Artificial Intelligence: A Reading List 

With the festive season on the horizon, we have curated a list of books that centre around the captivating theme of Artificial Intelligence. These resources may also prove beneficial for your students.

Machines That Think (In Norwegian. Original title: Maskiner som tenker – algoritmenes hemmeligheter og veien til kunstig intelligens), by Inga Strümke (2023)

How rapidly is the development of artificial intelligence advancing, and what impact will it have on our lives in the coming years?

The incessant scrolling on social media owes its existence to data-driven algorithms. In the summer of 2022, a Google engineer raised an alert about a self-aware computer program, while Norwegian teachers later expressed their concern to the Parliament regarding an intelligent chatbot. From individual-level algorithmic influences to societal intelligent programs, the overarching question is: How does artificial intelligence function?

In “Machines that Think”, Inga Strümke, researcher at the Norwegian University of Science and Technology, explores our quest to create artificial intelligence, questions potential success, and ponders whether we can truly grasp the implications of this evolving technology.

Machine Vision: How Algorithms are Changing the Way We See the World, by Jill Walker Rettberg (2023)

What will new machine vision technologies like facial recognition, deepfakes, and augmented reality mean for us as individuals and as a society? How will these new extensions of human vision change our perception of the world? What will we not see? By analysing fictional and real-world examples, including art, videogames, and science fiction, the book shows how machine vision can have very different cultural impacts, fostering both sympathy and community as well as anxiety and fear. 

Artificial Intelligence in Higher Education and Scientific Research, by Fatima Roumate (2023)

This book explores the intersection of artificial intelligence and higher education, delving into its tangible and intangible impacts on academic and scientific realms. It discusses how academia contributes to the advancement of artificial intelligence technologies. Using a multidisciplinary approach and blending theory with practice, the book offers original perspectives arising from the widespread use of artificial intelligence in higher education and scientific research since the Covid-19 pandemic. Ethical considerations in artificial intelligence, aligned with UNESCO recommendations, are also addressed.

Embracing Chatbots in Higher Education: The Use of Artificial Intelligence in Teaching, Administration, and Scholarship, by Alexander M. Sidorkin (forthcoming in January 2024)

This book explores the incorporation of artificial intelligence–powered chatbot tools, such as ChatGPT, into higher education for instructional and communication purposes. Emphasising the responsibility of higher education institutions, the author advocates for equipping students with advanced writing skills assisted by artificial intelligence and preparing them for an increasingly technology-driven world. Providing practical insights, the book demonstrates how universities can enhance student success and address the rising costs of higher education by leveraging artificial intelligence tools. The chapters discuss streamlining tasks like grading, feedback provision, and administrative duties, allowing educators to focus on more meaningful aspects of their work. Sidorkin also addresses philosophical and ethical considerations, promoting a responsible approach to integrating artificial intelligence–driven tools into academia.

The Myth of Artificial Intelligence: Why Computers Can’t Think the Way We Do, by Erik J. Larson (2021)

Futurists are certain that humanlike artificial intelligence is on the horizon, but in fact, engineers have no idea how to program human reasoning. Artificial intelligence reasons from statistical correlations across datasets, while common sense is based heavily on conjecture. Erik Larson argues that hyping existing methods will only hold us back from developing truly humanlike artificial intelligence.

Artificial Intelligence: A Guide for Thinking Humans, by Melanie Mitchell (2020)

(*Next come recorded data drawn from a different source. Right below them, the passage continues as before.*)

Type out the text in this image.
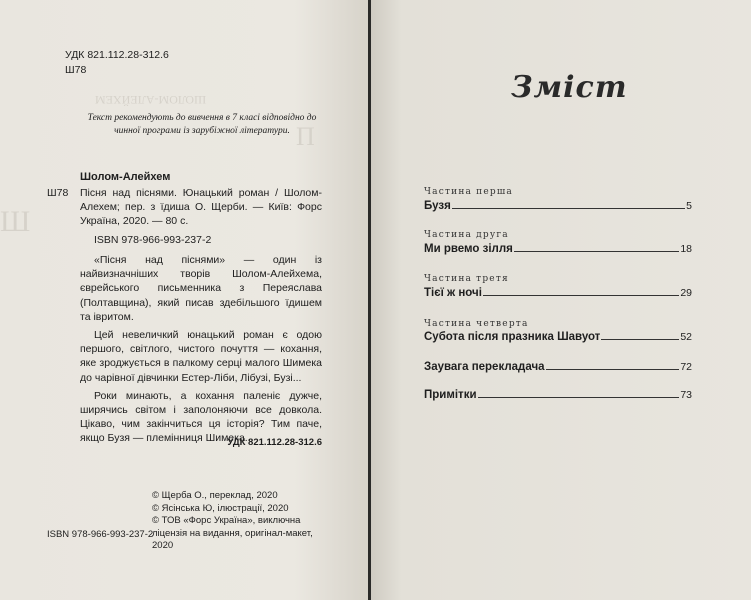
ШОЛОМ-АЛЕЙХЕМ
П
Ш
УДК 821.112.28-312.6
Ш78
Текст рекомендують до вивчення в 7 класі відповідно до чинної програми із зарубіжної літератури.
Шолом-Алейхем
Ш78 Пісня над піснями. Юнацький роман / Шолом-Алехем; пер. з їдиша О. Щерби. — Київ: Форс Україна, 2020. — 80 с.
ISBN 978-966-993-237-2

«Пісня над піснями» — один із найвизначніших творів Шолом-Алейхема, єврейського письменника з Переяслава (Полтавщина), який писав здебільшого їдишем та івритом.

Цей невеличкий юнацький роман є одою першого, світлого, чистого почуття — кохання, яке зроджується в палкому серці малого Шимека до чарівної дівчинки Естер-Ліби, Лібузі, Бузі...

Роки минають, а кохання паленіє дужче, ширячись світом і заполоняючи все довкола. Цікаво, чим закінчиться ця історія? Тим паче, якщо Бузя — племінниця Шимека...

УДК 821.112.28-312.6
© Щерба О., переклад, 2020
© Ясінська Ю, ілюстрації, 2020
© ТОВ «Форс Україна», виключна ліцензія на видання, оригінал-макет, 2020
ISBN 978-966-993-237-2
Зміст
Частина перша
Бузя	5
Частина друга
Ми рвемо зілля	18
Частина третя
Тієї ж ночі	29
Частина четверта
Субота після празника Шавуот	52
Заувага перекладача	72
Примітки	73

Melanie Mitchell, a computer science professor, delves into the fundamental concepts of artificial intelligence in a way that is accessible to non-technical audiences. The book discusses the history, current state, and future of artificial intelligence, offering a thoughtful perspective.

Possible Minds: Twenty-Five Ways of Looking at AI, edited by Jock Brockman (2019)

John Brockman gathers twenty-five influential scientific thinkers, individuals who have dedicated the majority of their careers to contemplating the domain of artificial intelligence.

This book serves as an insightful introduction to critical artificial intelligence issues. Featuring diverse perspectives, including concerns about existential threats from Stuart Russell and Max Tegmark, as well as differing views from Rodney Brooks and Steven Pinker, it provides a serious exploration of this crucial topic.